Captain John Kendrick was from a sea-faring family. He was born in 1740, the son of a whaling vessel master (via Historic Mysteries). He began his adult life aboard a whaling ship himself, sailing out of St. Lawrence and later Orleans, Massachusetts. During this time of his life, he developed strong relationships with several of the Indigenous tribes in the area. The loyalties here would lead him to fight on their side during the Seven Years’ War in a militia.
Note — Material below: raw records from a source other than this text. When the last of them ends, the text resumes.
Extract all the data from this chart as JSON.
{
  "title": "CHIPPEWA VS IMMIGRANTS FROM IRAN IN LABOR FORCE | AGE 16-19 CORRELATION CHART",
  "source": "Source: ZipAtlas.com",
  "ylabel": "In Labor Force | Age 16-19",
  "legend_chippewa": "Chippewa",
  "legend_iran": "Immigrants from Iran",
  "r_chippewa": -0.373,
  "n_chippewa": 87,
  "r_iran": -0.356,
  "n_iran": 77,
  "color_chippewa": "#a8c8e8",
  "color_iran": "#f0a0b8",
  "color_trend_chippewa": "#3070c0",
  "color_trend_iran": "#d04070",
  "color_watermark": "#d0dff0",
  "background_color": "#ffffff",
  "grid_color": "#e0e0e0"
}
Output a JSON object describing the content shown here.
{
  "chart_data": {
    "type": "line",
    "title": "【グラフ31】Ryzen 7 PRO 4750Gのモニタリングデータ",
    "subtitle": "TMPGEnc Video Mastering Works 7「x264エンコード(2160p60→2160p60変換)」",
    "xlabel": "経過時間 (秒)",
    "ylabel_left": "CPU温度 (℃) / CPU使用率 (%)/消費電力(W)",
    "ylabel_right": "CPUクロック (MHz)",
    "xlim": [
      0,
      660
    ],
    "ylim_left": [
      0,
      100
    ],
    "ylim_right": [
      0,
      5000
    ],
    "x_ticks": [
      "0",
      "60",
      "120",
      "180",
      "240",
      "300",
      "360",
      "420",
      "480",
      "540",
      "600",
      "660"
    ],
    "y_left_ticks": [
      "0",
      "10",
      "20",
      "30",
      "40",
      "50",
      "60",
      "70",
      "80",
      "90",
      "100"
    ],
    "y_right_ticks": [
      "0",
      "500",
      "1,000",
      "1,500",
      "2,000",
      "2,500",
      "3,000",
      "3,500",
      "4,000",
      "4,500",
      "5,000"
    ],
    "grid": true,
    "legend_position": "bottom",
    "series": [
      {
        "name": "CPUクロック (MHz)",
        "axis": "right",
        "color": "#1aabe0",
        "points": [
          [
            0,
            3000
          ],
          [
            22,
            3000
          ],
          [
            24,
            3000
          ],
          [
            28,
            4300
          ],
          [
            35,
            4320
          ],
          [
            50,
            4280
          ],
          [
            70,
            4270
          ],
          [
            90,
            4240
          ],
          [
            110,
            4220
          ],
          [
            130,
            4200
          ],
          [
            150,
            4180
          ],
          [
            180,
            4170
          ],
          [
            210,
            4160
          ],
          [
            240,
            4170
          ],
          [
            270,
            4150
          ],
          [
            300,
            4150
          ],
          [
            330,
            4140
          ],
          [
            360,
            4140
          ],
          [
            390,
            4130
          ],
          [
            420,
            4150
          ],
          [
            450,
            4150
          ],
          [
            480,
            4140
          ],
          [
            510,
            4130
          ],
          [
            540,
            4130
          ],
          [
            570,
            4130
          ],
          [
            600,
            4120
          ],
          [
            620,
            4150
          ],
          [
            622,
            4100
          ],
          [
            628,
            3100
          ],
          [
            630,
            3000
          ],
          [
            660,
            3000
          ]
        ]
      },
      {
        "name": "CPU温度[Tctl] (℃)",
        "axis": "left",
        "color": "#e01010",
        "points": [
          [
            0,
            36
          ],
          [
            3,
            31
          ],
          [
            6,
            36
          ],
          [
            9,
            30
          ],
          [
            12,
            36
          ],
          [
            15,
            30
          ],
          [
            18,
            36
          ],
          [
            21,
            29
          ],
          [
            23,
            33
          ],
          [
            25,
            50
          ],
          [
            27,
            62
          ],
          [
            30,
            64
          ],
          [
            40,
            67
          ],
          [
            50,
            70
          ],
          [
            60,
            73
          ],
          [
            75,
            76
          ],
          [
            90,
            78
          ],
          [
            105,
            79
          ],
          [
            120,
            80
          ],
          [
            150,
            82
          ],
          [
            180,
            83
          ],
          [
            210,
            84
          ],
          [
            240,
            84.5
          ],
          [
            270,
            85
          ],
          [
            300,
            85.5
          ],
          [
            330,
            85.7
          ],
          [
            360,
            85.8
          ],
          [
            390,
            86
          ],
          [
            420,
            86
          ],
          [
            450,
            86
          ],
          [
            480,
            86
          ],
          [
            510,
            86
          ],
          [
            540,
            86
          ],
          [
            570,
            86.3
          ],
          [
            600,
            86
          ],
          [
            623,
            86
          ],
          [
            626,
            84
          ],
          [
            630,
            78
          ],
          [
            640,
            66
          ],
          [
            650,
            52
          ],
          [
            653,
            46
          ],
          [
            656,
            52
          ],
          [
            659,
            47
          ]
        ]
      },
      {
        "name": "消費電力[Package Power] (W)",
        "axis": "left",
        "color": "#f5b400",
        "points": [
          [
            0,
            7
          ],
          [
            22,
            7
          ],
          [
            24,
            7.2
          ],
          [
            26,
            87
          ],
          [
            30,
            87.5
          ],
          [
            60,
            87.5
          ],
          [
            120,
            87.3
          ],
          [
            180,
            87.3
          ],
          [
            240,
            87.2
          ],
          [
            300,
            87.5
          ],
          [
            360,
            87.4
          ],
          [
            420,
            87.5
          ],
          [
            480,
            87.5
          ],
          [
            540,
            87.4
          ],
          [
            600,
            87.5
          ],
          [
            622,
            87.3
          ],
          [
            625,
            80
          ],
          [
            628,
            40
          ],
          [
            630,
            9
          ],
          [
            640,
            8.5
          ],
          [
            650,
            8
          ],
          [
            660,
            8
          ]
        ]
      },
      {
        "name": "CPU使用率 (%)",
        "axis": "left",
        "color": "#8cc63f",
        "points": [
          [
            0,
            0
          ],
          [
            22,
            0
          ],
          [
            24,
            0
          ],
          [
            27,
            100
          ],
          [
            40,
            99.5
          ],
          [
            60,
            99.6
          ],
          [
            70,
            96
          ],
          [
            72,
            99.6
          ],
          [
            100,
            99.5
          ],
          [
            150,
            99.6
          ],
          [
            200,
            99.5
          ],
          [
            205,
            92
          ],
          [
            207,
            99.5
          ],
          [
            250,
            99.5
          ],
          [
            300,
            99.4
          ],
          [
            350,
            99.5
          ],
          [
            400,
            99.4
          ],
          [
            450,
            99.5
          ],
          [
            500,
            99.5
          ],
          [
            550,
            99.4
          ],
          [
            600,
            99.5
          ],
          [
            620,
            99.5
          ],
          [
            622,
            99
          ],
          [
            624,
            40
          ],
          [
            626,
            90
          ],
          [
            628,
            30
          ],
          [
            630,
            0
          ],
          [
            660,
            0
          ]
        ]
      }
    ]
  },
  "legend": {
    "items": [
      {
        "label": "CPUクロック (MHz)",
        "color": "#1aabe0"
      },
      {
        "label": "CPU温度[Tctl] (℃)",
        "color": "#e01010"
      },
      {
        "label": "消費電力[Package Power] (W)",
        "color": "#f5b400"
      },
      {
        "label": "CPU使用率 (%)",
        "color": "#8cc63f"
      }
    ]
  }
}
After the contingent of Colonists and the British defeated French forces in the war, hostilities began to grow between the Crown and the colonies. The book “Morning Fire: John Kendrick’s Daring American Odyssey in the Pacific” reveals that Kendrick, too, was still not a fan of England. According to “Morning Fire” author Scott Ridley, Kendrick was in staunch opposition to both the Townsend Acts and the Stamp Act and was becoming a fixture at Boston tea houses and taverns where he shared his animosity with other dissenters. Historic Mysteries reports that Kendrick took part in the infamous Boston Tea Party when the Sons of Liberty boarded vessels and dumped British tea into the bay.
Kendrick put his vocation to great use for the rebellious colonists after independence was declared. He was commissioned as a commander of a ship by the Continental Navy in 1777 and led his crew on successful missions to disrupt British supply lines. These victories at sea led to Kendrick being welcomed home as a hero of the war in 1778.